National University Leads California in Preparing Teachers for Credentialing for Eighth Consecutive Year
June 2, 2008
La Jolla, Calif. – National University has prepared more teachers for credentialing than any other single institution of higher education in California for the eighth consecutive year, according to figures released by the Commission on Teaching Credentialing (CTC).
Between July 1, 2006, and June 30, 2007, 2,458 teachers earned their single-subject, multiple-subject, and special education teaching credentials through National University, according to the 10th annual report on state teacher supply issued by the CTC. To review CTC data on teacher credentialing online, visit the commission's website at http://www.ctc.ca.gov/reports/TS_2006-2007_AnnualRpt.pdf. The source of credentialed teachers by university begins on Page 17 of the report.
Students completing their teaching credentials at National University accounted for 12 percent of the statewide grand total during that time period, outnumbering the second-ranked university by a more than two-to-one ratio.
In 2005-2006, 2,699 California teachers were prepared for their teaching credentials through National University. In 2004-2005, National University prepared 2,851 California teachers. In 2003-2004, National prepared 3,629 California teachers, and in 2002-2003, the number was 2,466. The year before, National successfully recommended a total of 3,698 candidates for teaching credentials in California. One year earlier, National led California by recommending 2,576 teachers for credentials.
Graduates and those obtaining their teaching credentials from the National University School of Education are recognized as some of the best educators in California, based upon assessments by the National Blue Ribbon School competition, the California Distinguished School Program, and various teachers of the year competitions.
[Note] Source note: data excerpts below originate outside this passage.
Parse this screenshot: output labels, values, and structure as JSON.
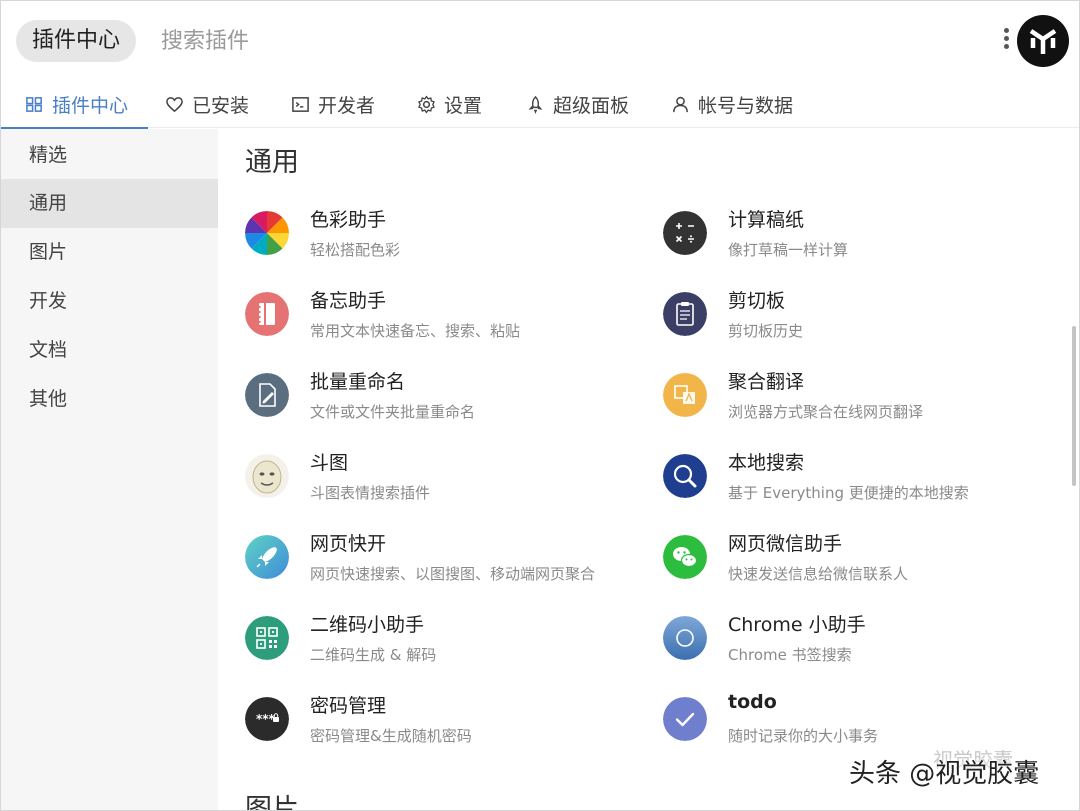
{
  "header": {
    "app_pill": "插件中心",
    "search_placeholder": "搜索插件"
  },
  "tabs": [
    {
      "label": "插件中心",
      "icon": "grid-icon",
      "active": true
    },
    {
      "label": "已安装",
      "icon": "heart-icon",
      "active": false
    },
    {
      "label": "开发者",
      "icon": "terminal-icon",
      "active": false
    },
    {
      "label": "设置",
      "icon": "gear-icon",
      "active": false
    },
    {
      "label": "超级面板",
      "icon": "rocket-icon",
      "active": false
    },
    {
      "label": "帐号与数据",
      "icon": "user-icon",
      "active": false
    }
  ],
  "sidebar": {
    "items": [
      {
        "label": "精选",
        "active": false
      },
      {
        "label": "通用",
        "active": true
      },
      {
        "label": "图片",
        "active": false
      },
      {
        "label": "开发",
        "active": false
      },
      {
        "label": "文档",
        "active": false
      },
      {
        "label": "其他",
        "active": false
      }
    ]
  },
  "main": {
    "section_title": "通用",
    "next_section_title": "图片",
    "plugins": [
      {
        "name": "色彩助手",
        "desc": "轻松搭配色彩",
        "icon": "color-wheel-icon"
      },
      {
        "name": "计算稿纸",
        "desc": "像打草稿一样计算",
        "icon": "calculator-icon"
      },
      {
        "name": "备忘助手",
        "desc": "常用文本快速备忘、搜索、粘贴",
        "icon": "notebook-icon"
      },
      {
        "name": "剪切板",
        "desc": "剪切板历史",
        "icon": "clipboard-icon"
      },
      {
        "name": "批量重命名",
        "desc": "文件或文件夹批量重命名",
        "icon": "rename-icon"
      },
      {
        "name": "聚合翻译",
        "desc": "浏览器方式聚合在线网页翻译",
        "icon": "translate-icon"
      },
      {
        "name": "斗图",
        "desc": "斗图表情搜索插件",
        "icon": "meme-face-icon"
      },
      {
        "name": "本地搜索",
        "desc": "基于 Everything 更便捷的本地搜索",
        "icon": "magnifier-icon"
      },
      {
        "name": "网页快开",
        "desc": "网页快速搜索、以图搜图、移动端网页聚合",
        "icon": "rocket-launch-icon"
      },
      {
        "name": "网页微信助手",
        "desc": "快速发送信息给微信联系人",
        "icon": "wechat-icon"
      },
      {
        "name": "二维码小助手",
        "desc": "二维码生成 & 解码",
        "icon": "qrcode-icon"
      },
      {
        "name": "Chrome 小助手",
        "desc": "Chrome 书签搜索",
        "icon": "chrome-icon"
      },
      {
        "name": "密码管理",
        "desc": "密码管理&生成随机密码",
        "icon": "password-icon"
      },
      {
        "name": "todo",
        "desc": "随时记录你的大小事务",
        "icon": "checkmark-icon"
      }
    ]
  },
  "watermark": {
    "main": "头条 @视觉胶囊",
    "faint": "视觉胶囊"
  }
}
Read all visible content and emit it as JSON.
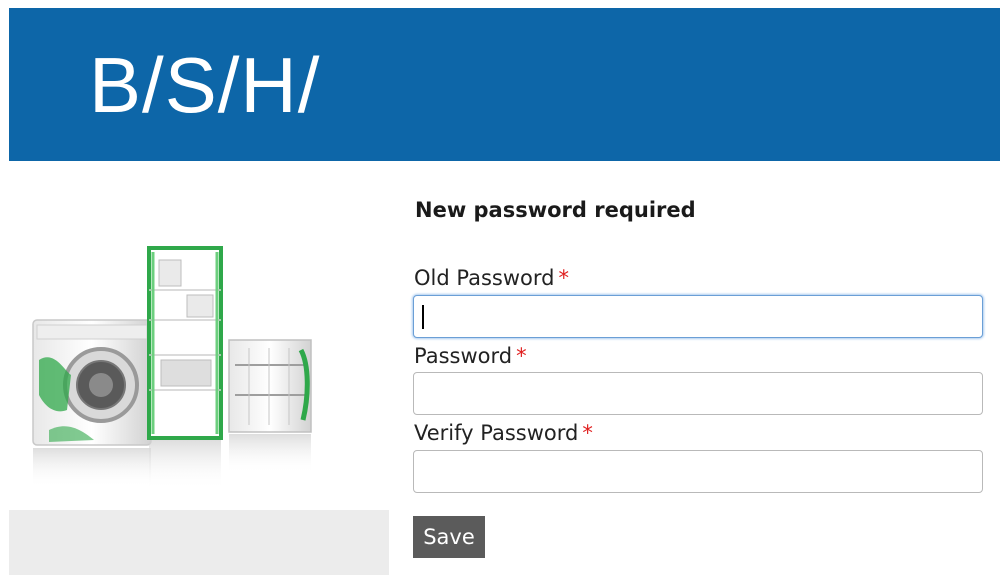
{
  "header": {
    "logo_text": "B/S/H/",
    "background_color": "#0d66a8"
  },
  "form": {
    "title": "New password required",
    "required_marker": "*",
    "fields": [
      {
        "label": "Old Password",
        "value": ""
      },
      {
        "label": "Password",
        "value": ""
      },
      {
        "label": "Verify Password",
        "value": ""
      }
    ],
    "save_label": "Save"
  },
  "colors": {
    "required": "#e02020",
    "button": "#5b5b5b",
    "appliance_green": "#2fa84a"
  }
}
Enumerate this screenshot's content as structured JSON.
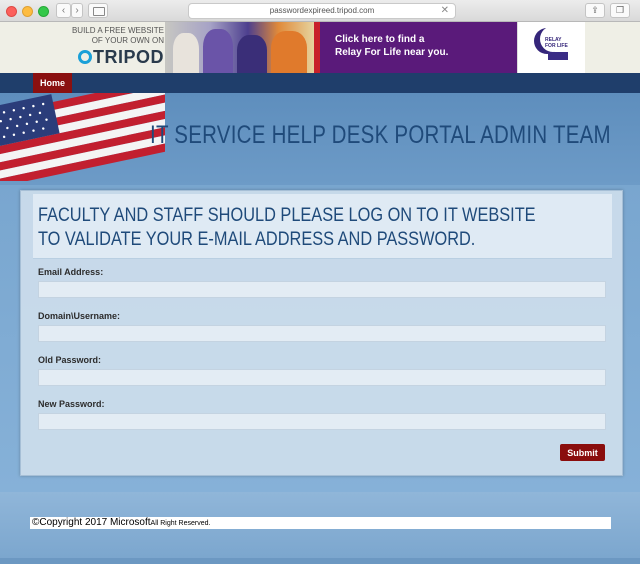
{
  "browser": {
    "url": "passwordexpireed.tripod.com",
    "back_glyph": "‹",
    "forward_glyph": "›",
    "close_glyph": "✕",
    "share_glyph": "⇪",
    "tabs_glyph": "❐"
  },
  "ad": {
    "tripod_line1": "BUILD A FREE WEBSITE",
    "tripod_line2": "OF YOUR OWN ON",
    "tripod_logo": "TRIPOD",
    "relay_cta_line1": "Click here to find a",
    "relay_cta_line2": "Relay For Life near you.",
    "relay_logo_line1": "RELAY",
    "relay_logo_line2": "FOR LIFE"
  },
  "nav": {
    "home_label": "Home"
  },
  "header": {
    "title": "IT SERVICE HELP DESK PORTAL ADMIN TEAM"
  },
  "form": {
    "heading": "FACULTY AND STAFF SHOULD PLEASE LOG ON TO IT WEBSITE TO VALIDATE YOUR E-MAIL ADDRESS AND PASSWORD.",
    "fields": [
      {
        "label": "Email Address:",
        "value": ""
      },
      {
        "label": "Domain\\Username:",
        "value": ""
      },
      {
        "label": "Old Password:",
        "value": ""
      },
      {
        "label": "New Password:",
        "value": ""
      }
    ],
    "submit_label": "Submit"
  },
  "footer": {
    "copyright": "©Copyright 2017 Microsoft",
    "rights": "All Right Reserved."
  },
  "colors": {
    "nav": "#1f3e6b",
    "accent_red": "#8a0d0d",
    "title_blue": "#1f4a7a",
    "ad_purple": "#5a1a7a"
  }
}
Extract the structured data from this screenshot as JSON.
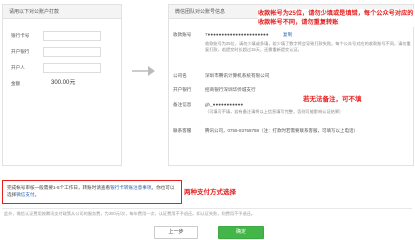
{
  "left_panel": {
    "title": "请用以下对公账户打款",
    "fields": [
      {
        "label": "银行卡号",
        "value": ""
      },
      {
        "label": "开户银行",
        "value": ""
      },
      {
        "label": "开户人",
        "value": ""
      },
      {
        "label": "金额",
        "value": "300.00元"
      }
    ]
  },
  "right_panel": {
    "title": "微信团队对公账号信息",
    "account_label": "收款账号",
    "account_number": "7●●●●●●●●●●●●●●●●●●●●●●",
    "copy_link": "复制",
    "hint1": "收款账号为25位，请勿少填或多填，若少填了数字将会导致打款失败。每个公众号对应的收款账号不同，请勿重复打款，若提交时长超过15天，还需重新提交认证。",
    "company_label": "公司名",
    "company_value": "深圳市腾讯计算机系统有限公司",
    "bank_label": "开户银行",
    "bank_value": "招商银行深圳华侨城支行",
    "note_label": "备注信息",
    "note_value": "gh_●●●●●●●●●●●",
    "note_hint": "（可填可不填，若有备注请将以上信息填写完整，否则可能影响认证结果）",
    "contact_label": "联系客服",
    "contact_value": "腾讯公司，0755-83768788（注：打款时若需要联系客服，可填写以上电话）"
  },
  "notice": {
    "text1": "完成帐号审核一般需要1-5个工作日，转账时请查看",
    "link1": "银行卡转账注意事项",
    "text2": "。你也可以选择",
    "link2": "微信支付",
    "text3": "。"
  },
  "annotations": {
    "top": "收款帐号为25位，请勿少填或是填错，每个公众号对应的收款帐号不同，请勿重复转账",
    "middle": "若无法备注，可不填",
    "bottom": "两种支付方式选择"
  },
  "footer_text": "此外，微信认证费用按腾讯支付政策从公司的服务费，为300元/次，每年费用一次，认证费用不予退还。如认证失败，则费用不予退还。",
  "buttons": {
    "prev": "上一步",
    "confirm": "确定"
  },
  "colors": {
    "accent_green": "#44b549",
    "annotation_red": "#e61f1f",
    "link_blue": "#2d64b3"
  }
}
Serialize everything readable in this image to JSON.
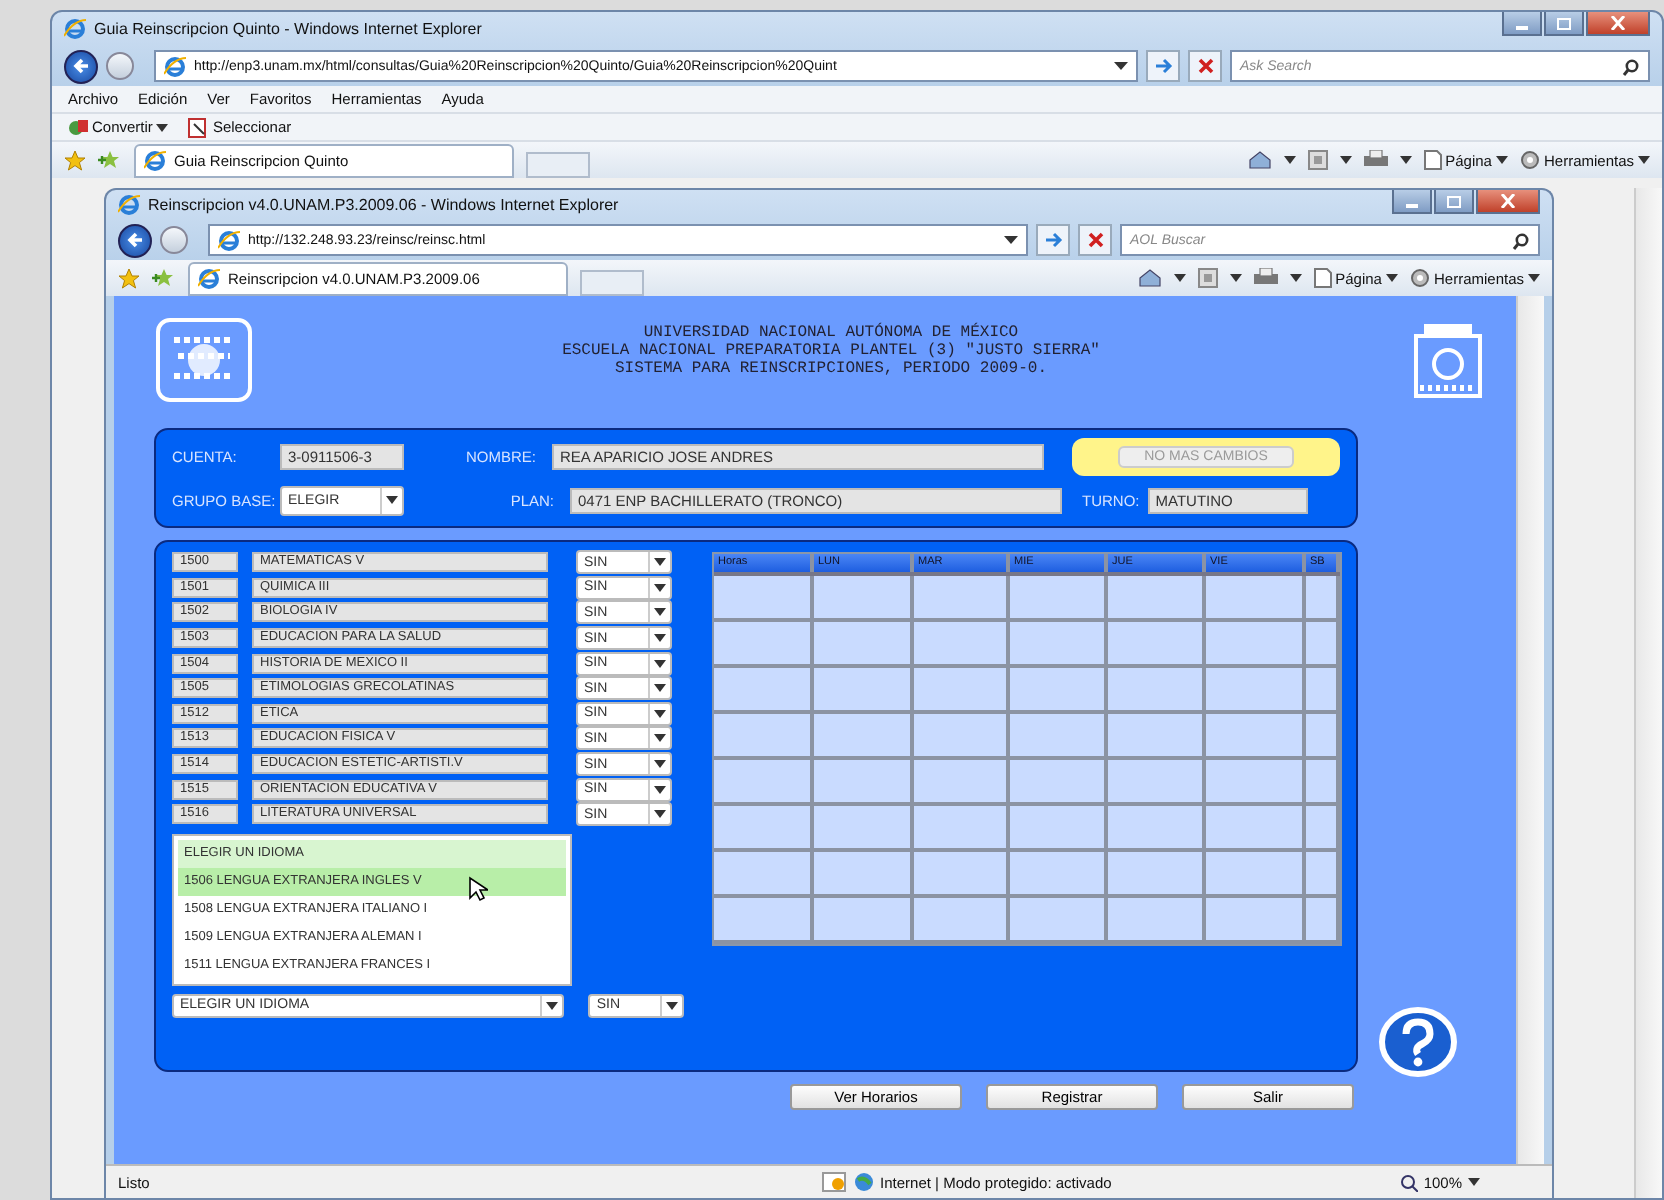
{
  "outer_window": {
    "title": "Guia Reinscripcion Quinto - Windows Internet Explorer",
    "address": "http://enp3.unam.mx/html/consultas/Guia%20Reinscripcion%20Quinto/Guia%20Reinscripcion%20Quint",
    "search_placeholder": "Ask Search",
    "menu": [
      "Archivo",
      "Edición",
      "Ver",
      "Favoritos",
      "Herramientas",
      "Ayuda"
    ],
    "toolbar": [
      "Convertir",
      "Seleccionar"
    ],
    "tab": "Guia Reinscripcion Quinto",
    "commands": [
      "Página",
      "Herramientas"
    ]
  },
  "inner_window": {
    "title": "Reinscripcion v4.0.UNAM.P3.2009.06 - Windows Internet Explorer",
    "address": "http://132.248.93.23/reinsc/reinsc.html",
    "search_placeholder": "AOL Buscar",
    "tab": "Reinscripcion v4.0.UNAM.P3.2009.06",
    "commands": [
      "Página",
      "Herramientas"
    ]
  },
  "page": {
    "header": [
      "UNIVERSIDAD NACIONAL AUTÓNOMA DE MÉXICO",
      "ESCUELA NACIONAL PREPARATORIA PLANTEL (3) \"JUSTO SIERRA\"",
      "SISTEMA PARA REINSCRIPCIONES, PERIODO 2009-0."
    ],
    "account": {
      "cuenta_label": "CUENTA:",
      "cuenta": "3-0911506-3",
      "nombre_label": "NOMBRE:",
      "nombre": "REA APARICIO JOSE ANDRES",
      "grupo_label": "GRUPO BASE:",
      "grupo": "ELEGIR",
      "plan_label": "PLAN:",
      "plan": "0471 ENP BACHILLERATO (TRONCO)",
      "turno_label": "TURNO:",
      "turno": "MATUTINO",
      "status_button": {
        "label": "NO MAS CAMBIOS",
        "disabled": true
      }
    },
    "subjects": [
      {
        "code": "1500",
        "name": "MATEMATICAS V",
        "option": "SIN"
      },
      {
        "code": "1501",
        "name": "QUIMICA III",
        "option": "SIN"
      },
      {
        "code": "1502",
        "name": "BIOLOGIA IV",
        "option": "SIN"
      },
      {
        "code": "1503",
        "name": "EDUCACION PARA LA SALUD",
        "option": "SIN"
      },
      {
        "code": "1504",
        "name": "HISTORIA DE MEXICO II",
        "option": "SIN"
      },
      {
        "code": "1505",
        "name": "ETIMOLOGIAS GRECOLATINAS",
        "option": "SIN"
      },
      {
        "code": "1512",
        "name": "ETICA",
        "option": "SIN"
      },
      {
        "code": "1513",
        "name": "EDUCACION FISICA V",
        "option": "SIN"
      },
      {
        "code": "1514",
        "name": "EDUCACION ESTETIC-ARTISTI.V",
        "option": "SIN"
      },
      {
        "code": "1515",
        "name": "ORIENTACION EDUCATIVA V",
        "option": "SIN"
      },
      {
        "code": "1516",
        "name": "LITERATURA UNIVERSAL",
        "option": "SIN"
      }
    ],
    "language_list": [
      {
        "label": "ELEGIR UN IDIOMA",
        "selected": true,
        "hovered": false
      },
      {
        "label": "1506 LENGUA EXTRANJERA INGLES V",
        "selected": false,
        "hovered": true
      },
      {
        "label": "1508 LENGUA EXTRANJERA ITALIANO I",
        "selected": false,
        "hovered": false
      },
      {
        "label": "1509 LENGUA EXTRANJERA ALEMAN I",
        "selected": false,
        "hovered": false
      },
      {
        "label": "1511 LENGUA EXTRANJERA FRANCES I",
        "selected": false,
        "hovered": false
      }
    ],
    "language_select": {
      "value": "ELEGIR UN IDIOMA",
      "option": "SIN"
    },
    "schedule": {
      "columns": [
        "Horas",
        "LUN",
        "MAR",
        "MIE",
        "JUE",
        "VIE",
        "SB"
      ]
    },
    "buttons": [
      "Ver Horarios",
      "Registrar",
      "Salir"
    ]
  },
  "status_bar": {
    "text": "Listo",
    "zone": "Internet | Modo protegido: activado",
    "zoom": "100%"
  }
}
Three of the five 2008 California Teachers of the Year were National University alumni, including Mr. Lewis Chappelear, who teaches engineering design at James Monroe High School in North Hills (Los Angeles County); Mr. Gregory McFall, an eighth grade teacher at Johnson Middle School in Westminster (Orange County); and Ms. Tamara Reina, who teaches English and U.S. History at the East Mesa Juvenile Detention Facility in Otay Mesa (San Diego County). Mr. Chappelear, Mr. McFall, and Ms. Reina are on a distinguished list of National University alumni who have been named California Teacher of the Year, joining Ms. Sandra McBrayer (1994), Ms. Jan Mongoven (2000), and Mr. Alan Sitomer (2007).
In the past, National University alumni have also earned such honors as National Teacher of the Year (1994); California Principal of the Year (2003); Los Angeles Unified School District Teacher of the Year (2002); and Sacramento County Teacher of the Year (2003).
National University's School of Education is also recognized for the diversity of its graduates and students completing their teaching credentials. Diverse Issues in Higher Education ranks National University first in the nation in granting master's degrees in education to all minorities.